OXYGEN-ISOTOPE CONSTRAINTS ON SERPENTINIZATION PROCESSES IN ULTRAMAFIC ROCKS FROM THE MID-ATLANTIC RIDGE (23°N)

Pierre Agrinier and Mathilde Cannat

ABSTRACT

Extensively serpentinized peridotites, drilled at the Mid-Atlantic Ridge south of the Kane Fracture Zone (Ocean Drilling Program Holes 920B, 920D, and 670A), have been analyzed for the 18O/16O ratios of their serpentine and magnetite to derive temperature and water: rock ratio information about the hydrothermal process that produced their serpentinization.

These peridotites have low delta18O values (3.7‰–2.6‰), and show low 18O/16O fractionation factors between coexisting serpentine and magnetite; D(serpentine-magnetite) values are between 5.1‰ and 3.8‰. By applying the serpentine-magnetite geothermometer of Wenner and Taylor (1971) as revised by Früh-Green et al. (1996), we calculate serpentinization temperatures ranging between 430° and 590°C. However, a sensitivity analysis shows that large errors affect these temperatures (about ±100°C). Nevertheless, we think we can determine that the serpentinization occurred at temperatures higher than 350°C.

Using the mass-balance equation developed by Taylor (1977), and assuming that seawater (delta18O = 0‰) or 18O hydrothermally enriched seawater (delta18O = +2.4‰) is the serpentinizing fluid, we can determine that the water:rock ratios (in oxygen atom proportions) were, at 400°C, around 0.55 ± 0.1 and 1.05 ± 0.2, respectively, and at 500°C, 0.4 ± 0.1 and 0.8 ± 0.1, respectively.

The relatively high serpentinization temperatures derived from this study imply that serpentinization has occurred at significant depth in the axial lithosphere. This has potentially important consequences, which we discuss, on the amount of tectonic rotation during the uplift of the ultramafic rocks to the seafloor, on the orientation of principal stresses at depth beneath the axial valley, and on the seismic velocity and density structure of the oceanic lithosphere.

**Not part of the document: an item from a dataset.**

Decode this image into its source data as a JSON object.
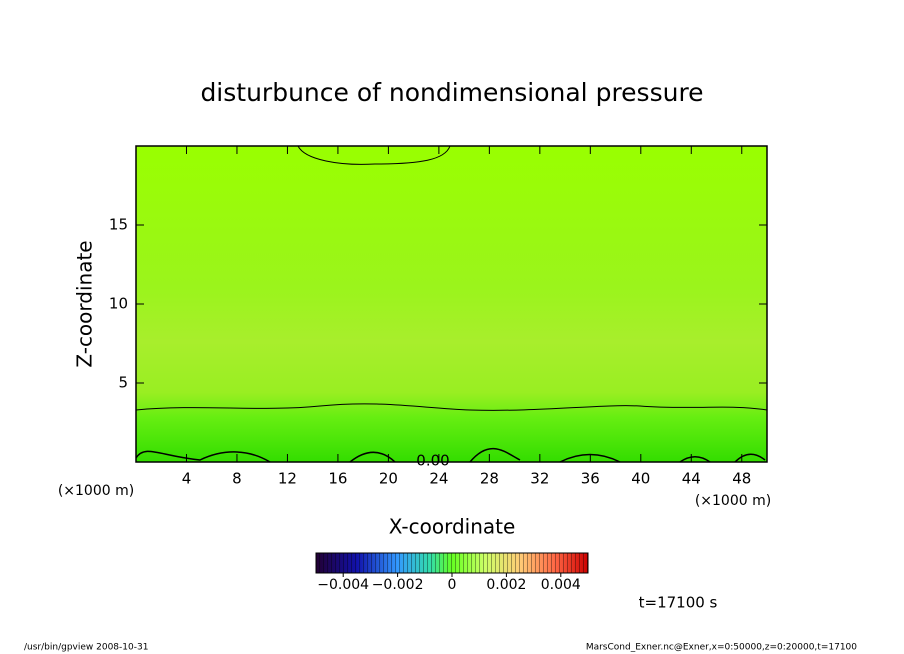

All types of serpentine (meshwork and vein) from Site 920 appear to have formed at these relatively high temperatures. However, previous oxygen-isotope studies (Komor et al., 1990; Hébert et al., 1990) of cores from Site 670 reported ultramafic rocks that were serpentinized at lower temperature (<200°C). This indicates that the ultramafic component of the axial lithosphere in the area did not become entirely serpentinized at depths corresponding to rock temperatures of at least 350°C.